Beleuchtung, Lichtschutz, Klimawerte – erfahren Sie, welche Faktoren die Kunstwerke beeinflussen und wie sie präventiv geschützt werden können. Alle Kunstwerke unterliegen Alterungsprozessen. Ziel der präventiven, vorbeugenden Konservierung ist es, diese zu verlangsamen und das Kunstwerk in seinem Originalzustand oder seinem überlieferten materiellen Bestand zu erhalten.

Die Restauratorin testet die Lichtbelastung der Gemälde mit einem Gerät
Die Restauratorin deckt in den Schließzeiten der Ausstellungsräume empfindliche Objekte ab
Zur präventiven Konservierung zählt auch die Kontrolle der Klimawerte in den Ausstellungsräumen.
Der Ausstellungstechniker wartet die Luftbefeuchter in den Ausstellungsräumen.

Beleuchtung

Die Lichtstärke, also die Helligkeitswerte, der Kunstwerke ausgesetzt werden, sind ein messbarer Faktor, den man mit sogenannten Luxmetern erfassen und kontrollieren kann.

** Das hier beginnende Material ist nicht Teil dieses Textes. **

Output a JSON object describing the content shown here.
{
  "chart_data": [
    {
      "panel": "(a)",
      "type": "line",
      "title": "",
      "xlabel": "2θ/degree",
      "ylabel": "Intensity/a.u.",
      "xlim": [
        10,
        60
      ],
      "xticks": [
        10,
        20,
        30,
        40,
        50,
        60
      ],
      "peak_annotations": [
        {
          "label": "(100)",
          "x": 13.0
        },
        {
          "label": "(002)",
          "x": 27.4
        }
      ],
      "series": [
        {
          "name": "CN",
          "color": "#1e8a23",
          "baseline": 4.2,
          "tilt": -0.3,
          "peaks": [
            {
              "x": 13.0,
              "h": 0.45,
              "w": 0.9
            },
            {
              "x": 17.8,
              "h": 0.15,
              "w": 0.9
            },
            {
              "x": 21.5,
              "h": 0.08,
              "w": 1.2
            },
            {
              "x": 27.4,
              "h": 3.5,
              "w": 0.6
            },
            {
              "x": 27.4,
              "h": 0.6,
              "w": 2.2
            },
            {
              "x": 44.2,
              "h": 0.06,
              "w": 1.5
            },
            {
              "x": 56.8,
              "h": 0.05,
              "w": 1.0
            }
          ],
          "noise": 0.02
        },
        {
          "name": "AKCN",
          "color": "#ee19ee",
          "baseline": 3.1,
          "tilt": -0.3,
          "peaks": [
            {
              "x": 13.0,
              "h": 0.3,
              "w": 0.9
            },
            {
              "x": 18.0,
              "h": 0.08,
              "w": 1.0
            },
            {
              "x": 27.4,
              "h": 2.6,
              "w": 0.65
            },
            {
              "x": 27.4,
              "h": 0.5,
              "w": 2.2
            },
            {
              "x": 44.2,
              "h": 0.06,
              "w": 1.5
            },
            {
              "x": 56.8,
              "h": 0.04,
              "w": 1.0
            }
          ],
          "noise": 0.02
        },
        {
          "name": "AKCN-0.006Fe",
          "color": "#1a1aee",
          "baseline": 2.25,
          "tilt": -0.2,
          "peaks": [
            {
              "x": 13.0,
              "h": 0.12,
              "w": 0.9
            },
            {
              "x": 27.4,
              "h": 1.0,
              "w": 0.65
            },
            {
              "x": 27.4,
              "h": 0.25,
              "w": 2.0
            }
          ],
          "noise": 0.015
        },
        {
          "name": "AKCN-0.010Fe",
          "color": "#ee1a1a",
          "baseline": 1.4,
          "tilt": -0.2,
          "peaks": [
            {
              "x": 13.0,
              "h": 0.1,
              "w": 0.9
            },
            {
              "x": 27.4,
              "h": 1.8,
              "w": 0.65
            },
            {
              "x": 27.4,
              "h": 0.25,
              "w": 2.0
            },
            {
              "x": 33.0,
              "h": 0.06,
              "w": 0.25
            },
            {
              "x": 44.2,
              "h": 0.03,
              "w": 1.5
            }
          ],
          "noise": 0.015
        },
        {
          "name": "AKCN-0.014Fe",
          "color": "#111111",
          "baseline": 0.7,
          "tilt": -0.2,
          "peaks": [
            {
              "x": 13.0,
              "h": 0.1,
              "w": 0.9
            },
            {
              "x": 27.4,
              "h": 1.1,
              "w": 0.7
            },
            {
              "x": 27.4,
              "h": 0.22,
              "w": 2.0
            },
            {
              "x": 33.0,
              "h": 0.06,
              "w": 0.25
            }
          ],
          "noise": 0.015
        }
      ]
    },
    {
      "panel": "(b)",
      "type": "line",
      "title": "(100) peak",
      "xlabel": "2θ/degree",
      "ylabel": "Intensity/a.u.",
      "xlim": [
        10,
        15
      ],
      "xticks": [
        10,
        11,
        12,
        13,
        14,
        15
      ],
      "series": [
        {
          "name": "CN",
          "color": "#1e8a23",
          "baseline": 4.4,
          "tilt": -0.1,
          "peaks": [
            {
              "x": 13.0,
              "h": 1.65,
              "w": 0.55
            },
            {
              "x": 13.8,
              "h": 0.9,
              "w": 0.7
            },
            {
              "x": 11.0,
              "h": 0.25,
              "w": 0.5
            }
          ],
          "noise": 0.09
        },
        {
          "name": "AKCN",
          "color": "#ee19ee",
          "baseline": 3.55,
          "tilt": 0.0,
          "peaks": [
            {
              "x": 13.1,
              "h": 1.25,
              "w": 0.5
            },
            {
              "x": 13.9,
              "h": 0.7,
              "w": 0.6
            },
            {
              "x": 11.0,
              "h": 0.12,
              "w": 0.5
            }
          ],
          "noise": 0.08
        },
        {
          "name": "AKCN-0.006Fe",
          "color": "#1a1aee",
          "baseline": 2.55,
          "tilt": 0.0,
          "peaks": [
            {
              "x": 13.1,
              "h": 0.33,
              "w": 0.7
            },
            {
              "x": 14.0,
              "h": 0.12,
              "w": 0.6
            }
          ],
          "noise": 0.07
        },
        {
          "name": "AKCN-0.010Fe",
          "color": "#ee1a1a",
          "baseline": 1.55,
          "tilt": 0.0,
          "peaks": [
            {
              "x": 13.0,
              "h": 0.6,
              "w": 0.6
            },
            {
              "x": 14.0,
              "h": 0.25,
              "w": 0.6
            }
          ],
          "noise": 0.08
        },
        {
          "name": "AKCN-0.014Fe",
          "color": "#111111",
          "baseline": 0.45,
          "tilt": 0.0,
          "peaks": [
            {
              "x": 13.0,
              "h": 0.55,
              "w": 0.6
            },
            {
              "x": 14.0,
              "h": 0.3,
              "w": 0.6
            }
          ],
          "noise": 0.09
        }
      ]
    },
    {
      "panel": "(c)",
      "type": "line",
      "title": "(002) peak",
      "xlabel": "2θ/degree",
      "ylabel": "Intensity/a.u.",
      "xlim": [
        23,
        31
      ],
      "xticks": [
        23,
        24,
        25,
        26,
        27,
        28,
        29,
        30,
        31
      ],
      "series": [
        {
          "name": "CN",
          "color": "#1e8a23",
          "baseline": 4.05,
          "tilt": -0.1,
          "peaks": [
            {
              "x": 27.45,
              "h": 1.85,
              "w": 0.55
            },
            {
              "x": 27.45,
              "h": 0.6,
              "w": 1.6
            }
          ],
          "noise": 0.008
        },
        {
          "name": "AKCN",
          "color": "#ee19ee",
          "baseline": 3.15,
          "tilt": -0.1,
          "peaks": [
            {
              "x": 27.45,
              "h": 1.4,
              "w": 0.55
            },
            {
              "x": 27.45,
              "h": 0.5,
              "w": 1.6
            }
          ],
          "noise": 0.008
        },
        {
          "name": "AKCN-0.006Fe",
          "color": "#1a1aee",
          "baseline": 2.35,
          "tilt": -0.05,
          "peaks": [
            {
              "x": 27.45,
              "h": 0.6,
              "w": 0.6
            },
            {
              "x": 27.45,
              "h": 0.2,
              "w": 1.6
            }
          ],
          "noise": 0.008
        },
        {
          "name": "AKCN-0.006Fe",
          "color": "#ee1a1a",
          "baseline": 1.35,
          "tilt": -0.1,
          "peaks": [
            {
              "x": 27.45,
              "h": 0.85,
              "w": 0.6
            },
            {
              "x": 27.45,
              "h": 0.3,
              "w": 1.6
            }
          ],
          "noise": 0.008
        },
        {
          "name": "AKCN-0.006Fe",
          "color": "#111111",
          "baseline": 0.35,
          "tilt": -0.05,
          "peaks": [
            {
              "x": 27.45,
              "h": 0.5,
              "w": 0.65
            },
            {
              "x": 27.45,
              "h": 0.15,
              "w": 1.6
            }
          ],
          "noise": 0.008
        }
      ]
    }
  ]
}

Für Ausstellungen gibt es entsprechende Vorgaben, die bei der Objektinstallation berücksichtigt werden müssen. So sind Gemälde in der Regel weniger lichtempfindlich als Arbeiten auf Papier.

Lichtschutz

Besonders empfindlich auf UV-Einstrahlung und lange Belichtungsdauer reagieren Graphiken. Hier ist es generell wichtig, die Beleuchtungsstärke zu reduzieren. Außerhalb der Präsentationszeiten helfen lokal angebrachte Abdeckungen, die Objekte zusätzlich zu schützen, indem die Beleuchtungszeiten auf ein Minimum heruntergefahren werden.

Klimawerte

Ein stabiles Klima spielt eine wesentliche Rolle für den Erhalt empfindlicher Kunst. Gibt es keine vollautomatisierte Klimaanlage, helfen mobile Geräte wie Luftbe- und Entfeuchter, die notwendigen Rahmenbedingungen für die Kunstwerke zu schaffen. Mit Hilfe von Messgeräten (Datenloggern) kontrollieren wir regelmäßig die Werte in den Sammlungsbereichen und dokumentieren die Verläufe über einen längeren Zeitraum hinweg in Form von Klimakurven.